The Harrods bombing refers to the car bomb that exploded at Harrods department store in London on Saturday 17 December 1983. The bomb had been planted by members of the Provisional IRA, although the IRA Army Council later claimed that it had not authorised the attack. IRA members had sent a warning 37 minutes before the explosion, but the area was not evacuated. Six people were killed – three police officers and three civilians. The IRA had been bombing commercial targets in England since the early 1970s, as part of its “economic war”. The goal was to damage the economy and cause disruption, which would put pressure on the British Government to withdraw from Northern Ireland.
The store was the target of a much smaller IRA bomb almost ten years later, in January 1993, which injured four people.
The bomb contained between 25 and 30 lb (14 kg) of explosives and was left in a 1972 blue Austin 1300 GT four-door saloon car with a black vinyl roof, registration plate KFP 252K. It was parked outside the side entrance of Harrods, on Hans Crescent, and set to be detonated by a timer.
At 12:44, a man using an IRA codeword phoned the central London branch of the Samaritans charity. The caller said there were bombs inside and outside Harrods, specifying the registration plate of the car, but not its make or colour. At around 13:21, four police officers in a car, a dog handler, and an officer on foot approached the suspect vehicle when the bomb exploded. The police car absorbed much of the blast, probably reducing further casualties. Six people were killed; three passers-by (including one citizen of the United States), and three Metropolitan Police officers.
Those killed instantly by the explosion were: Philip Geddes, a journalist aged 24; Kenneth Salvesen, 28; Jasmine Cochrane-Patrick, 25; Police Sergeant Noel Lane, 28; and Police Constable Jane Arbuthnot, 22. Police Inspector Stephen Dodd, 34, was mortally injured and died in hospital on 24 December. Police Constable Jon Gordon survived, but lost both legs and part of a hand in the blast.
At the time of the explosion, a second warning call was made by the IRA. The caller stated that a bomb had been left in the C&A department store on the east side of Oxford Street.
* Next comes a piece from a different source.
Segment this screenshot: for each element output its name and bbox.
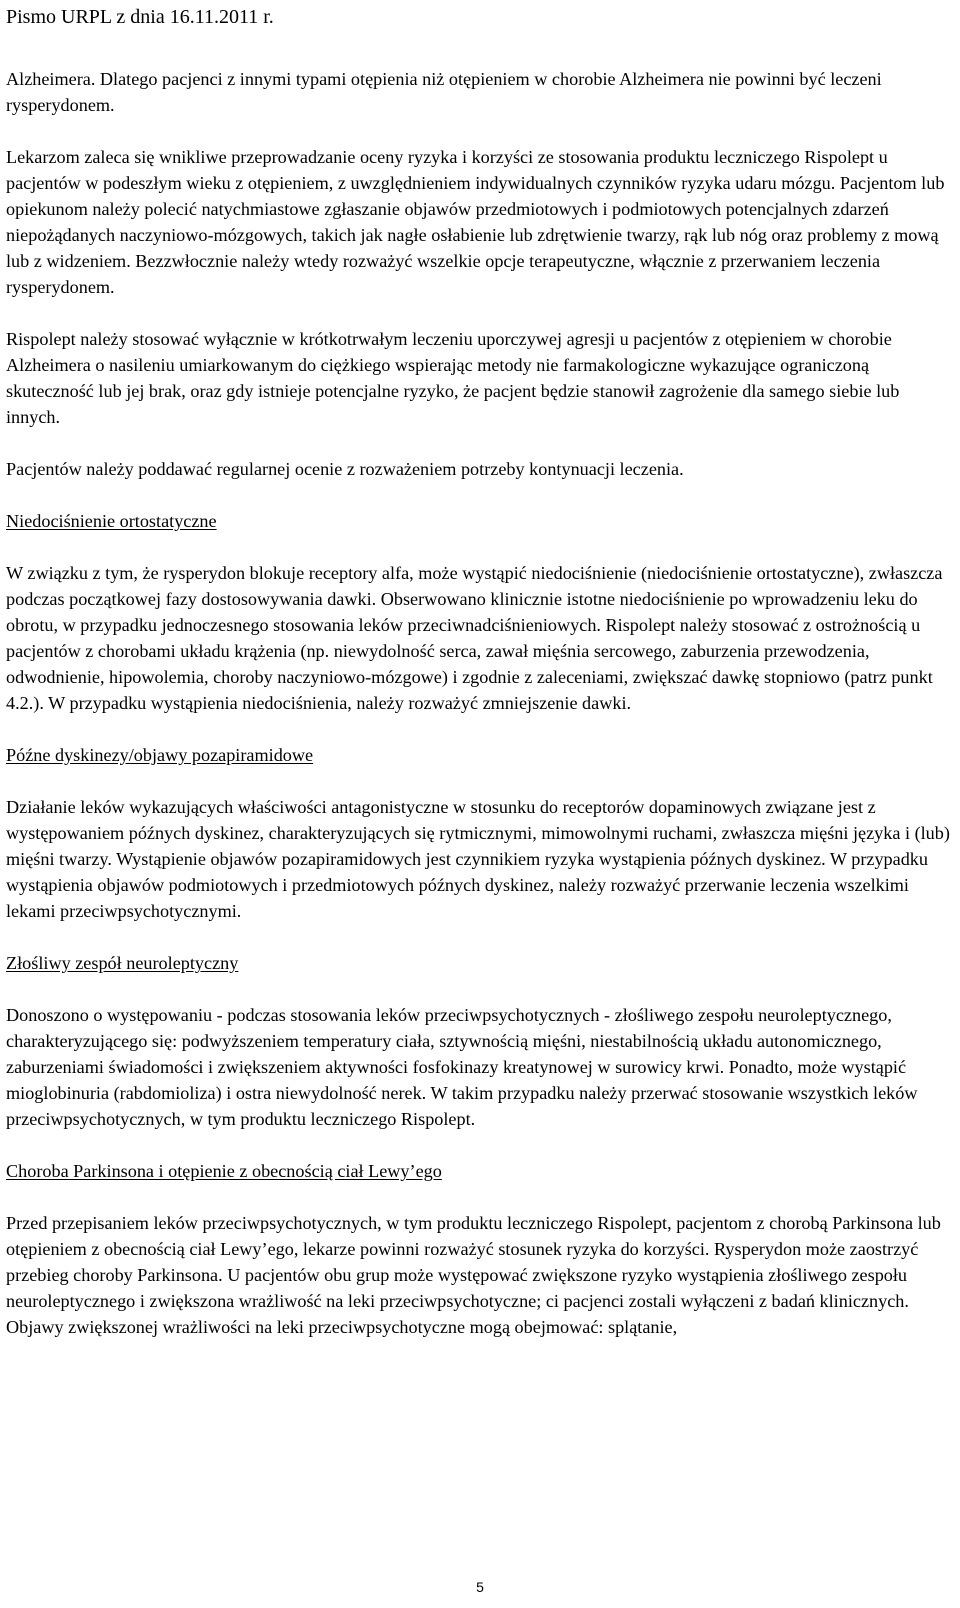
section-body-dyskinesia: Działanie leków wykazujących właściwości antagonistyczne w stosunku do receptorów dopaminowych związane jest z występowaniem późnych dyskinez, charakteryzujących się rytmicznymi, mimowolnymi ruchami, zwłaszcza mięśni języka i (lub) mięśni twarzy. Wystąpienie objawów pozapiramidowych jest czynnikiem ryzyka wystąpienia późnych dyskinez. W przypadku wystąpienia objawów podmiotowych i przedmiotowych późnych dyskinez, należy rozważyć przerwanie leczenia wszelkimi lekami przeciwpsychotycznymi. xyxy=(6,797,950,921)
section-body-nms: Donoszono o występowaniu - podczas stosowania leków przeciwpsychotycznych - złośliwego zespołu neuroleptycznego, charakteryzującego się: podwyższeniem temperatury ciała, sztywnością mięśni, niestabilnością układu autonomicznego, zaburzeniami świadomości i zwiększeniem aktywności fosfokinazy kreatynowej w surowicy krwi. Ponadto, może wystąpić mioglobinuria (rabdomioliza) i ostra niewydolność nerek. W takim przypadku należy przerwać stosowanie wszystkich leków przeciwpsychotycznych, w tym produktu leczniczego Rispolept. xyxy=(6,1005,918,1129)
section-heading-parkinson: Choroba Parkinsona i otępienie z obecnością ciał Lewy’ego xyxy=(6,1161,442,1181)
paragraph-risk-assessment: Lekarzom zaleca się wnikliwe przeprowadzanie oceny ryzyka i korzyści ze stosowania produktu leczniczego Rispolept u pacjentów w podeszłym wieku z otępieniem, z uwzględnieniem indywidualnych czynników ryzyka udaru mózgu. Pacjentom lub opiekunom należy polecić natychmiastowe zgłaszanie objawów przedmiotowych i podmiotowych potencjalnych zdarzeń niepożądanych naczyniowo-mózgowych, takich jak nagłe osłabienie lub zdrętwienie twarzy, rąk lub nóg oraz problemy z mową lub z widzeniem. Bezzwłocznie należy wtedy rozważyć wszelkie opcje terapeutyczne, włącznie z przerwaniem leczenia rysperydonem. xyxy=(6,147,945,297)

Police cleared the area and cordoned it off but this claim was found to be false.
IRA statement and response:
In a statement, the IRA Army Council admitted that its members had planted the bomb, but claimed that it had not authorised the attack:
The Harrods operation was not authorised by the Irish Republican Army. We have taken immediate steps to ensure that there will be no repetition of this type of operation again. The volunteers involved gave a 40 minutes specific warning, which should have been adequate. But due to the inefficiency or failure of the Metropolitan Police, who boasted of foreknowledge of IRA activity, this warning did not result in an evacuation. We regret the civilian casualties, even though our expression of sympathy will be dismissed.
Leon Brittan, the Home Secretary, commented: “The nature of a terrorist organisation is that those in it are not under disciplined control”.
There is a memorial at the site of the blast. Yearly prizes in the honour of Philip Geddes are awarded to aspiring journalists attending the University of Oxford. Also, every year the Philip Geddes Memorial Lecture on the theme of the future of journalism is given by a leading journalist.
In January 1993, Harrods was once again targeted by the IRA: this time a package containing 1 lb of Semtex plastic explosive placed in a litter bin at the front of the store in Brompton Road. Four people were injured and the explosion smashed windows but did no internal damage to the store. Those responsible were Jan Taylor, a 51-year-old former corporal who served in the Royal Signals Corps of the British Army, and Patrick Hayes, a 41-year-old computer programmer with a degree in business studies from Central London Polytechnic and a member of Red Action. In March 1993, police captured them at Hayes’ home in Stoke Newington, north London. They each received prison sentences of 30 years for the January Harrods bombing and for a second attack on a train a month later which caused extensive damage but resulted in no casualties. Hayes was also convicted of conspiracy to cause three additional explosions in 1992. Both men are English and had no connections to Ireland.